In February of 2010, Scientific Blogging, the flagship of Science 2.0, will turn 3 years old.   Yep, you all are getting old.   But by then it will have changed, even from what it looks like now (more on that in November).

Nothing on the internet ever goes away, they say, but if you use the legendary Wayback Machine at web.archive.org, you won't find much on us.    Not on any of their dates.   They think we looked like this:



Well, it was slightly better than that.   Yes, we didn't have customized logos for important holidays and events yet, but we had something.   I do agree we had not truly arrived until we had a special logo for National Chicken Month:



Why bring this up?

The Telegraph in the UK did their own Wayback Machine article, showing what 20 well-known brands first looked like when they began.  It has the usual suspects; Google, Facebook, Drudge Report, and they used the Wayback Machine, but those versions came out a lot better.   



Obviously I have backups but it's a lot of work to load them for a blog post.  Fortunately, we have sites out there that have preserved our site for us, mostly by violating our copyright, but students and a sense of entitlement are nothing new so we'll let that go for now.  

The Information Sciences Institute at USC - you've heard of USC, it's UCLA for rich kids - was kind enough to copy our site because we ran an article on their cool configurable robots - "Real Life Transformers" (though we apparently lost the article in some programming snafu and had to recover it without the comments) and they wanted to use it in their 'in the news' section.    It was nifty, though I imagine Associated Press will have a tort field day if they do it to them.   So this is what our site looked like in Feb 2007, though they seemed to have kept the feed running for a while after that because some of the articles are from later that summer - then they must have shut it off.
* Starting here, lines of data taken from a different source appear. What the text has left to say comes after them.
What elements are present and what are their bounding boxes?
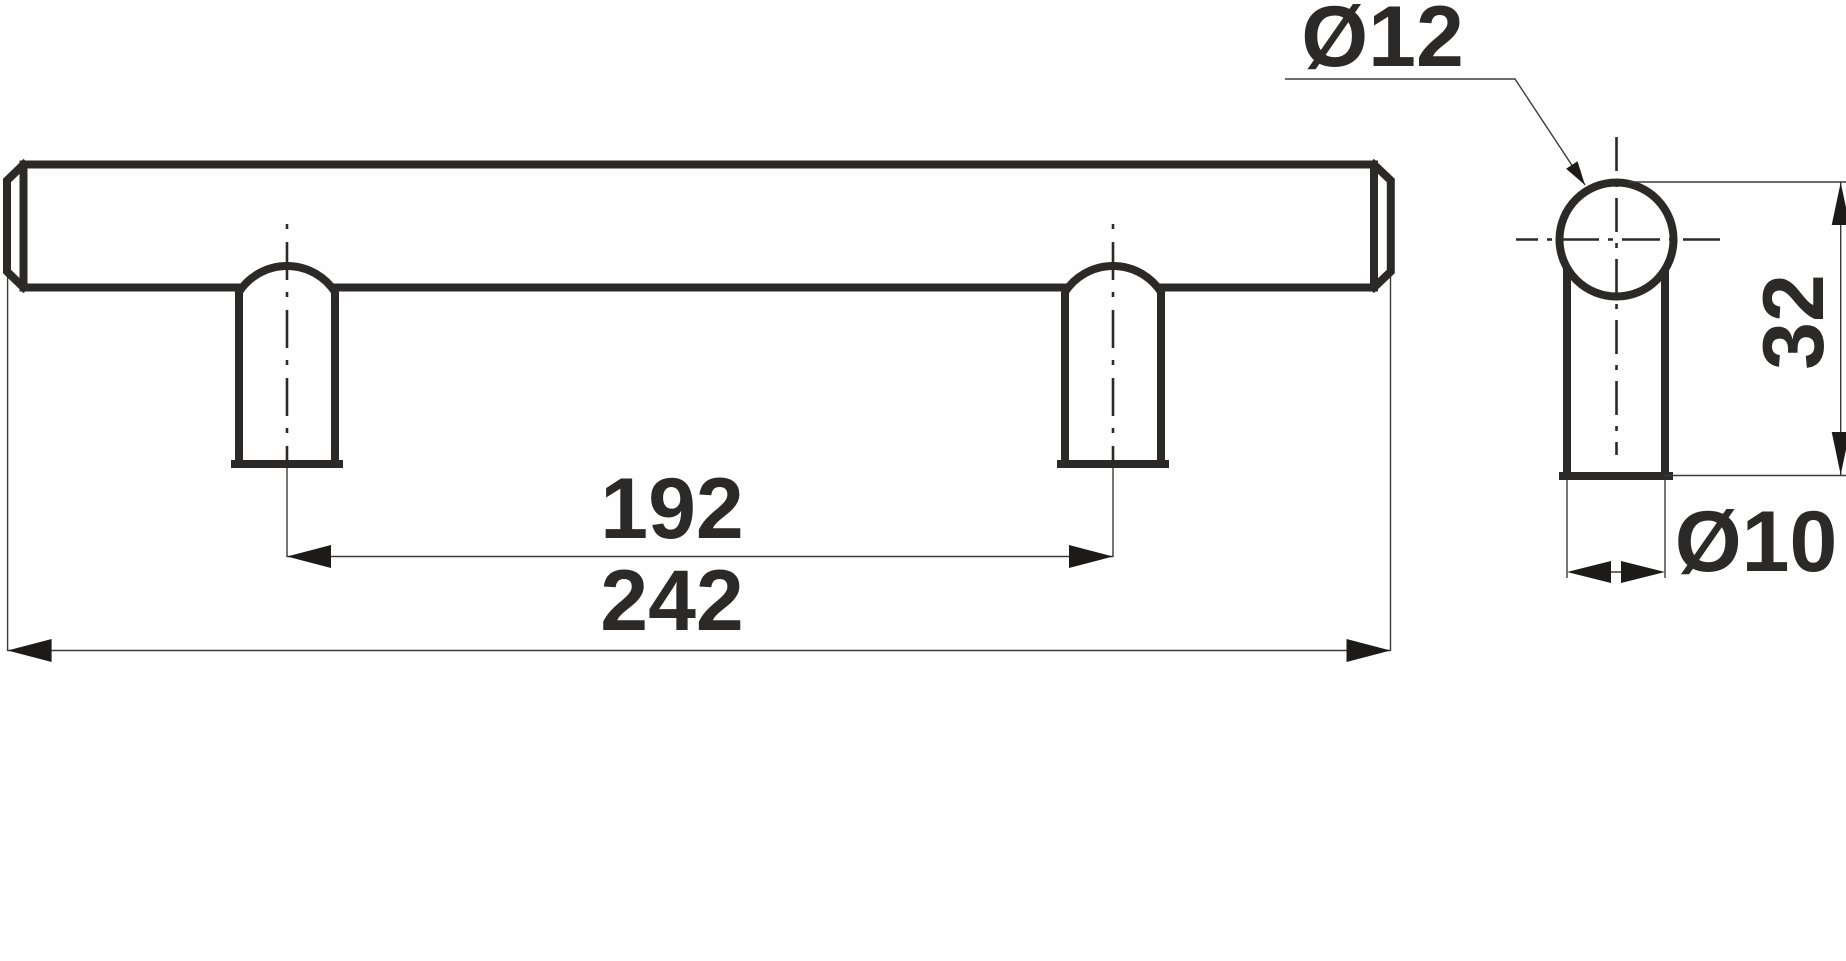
- svg-text:32: 32: [1746, 274, 1842, 370]
- svg-text:242: 242: [600, 553, 744, 649]
- svg-text:Ø10: Ø10: [1675, 494, 1838, 590]
- svg-text:Ø12: Ø12: [1301, 0, 1464, 85]
- svg-text:192: 192: [600, 461, 744, 557]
But the logo was from the alpha phase in 2006, not 2007, so not sure how that happened.   



They even copied the Google ad we had in place for testing.   Back then we were experimenting with the idea of having articles go up and down on the front page by member votes rather than popularity.   A module we use again for our university writing contest going on now.

They even were kind of enough to keep intact our rarely seen Cartoon Physics section:



So, thanks USC!  Sorry if I sounded snarky, I am actually quite happy you did this.   We like you more than we like Harvard, if that helps, though Oregon is going to mop the floor with your football team this year.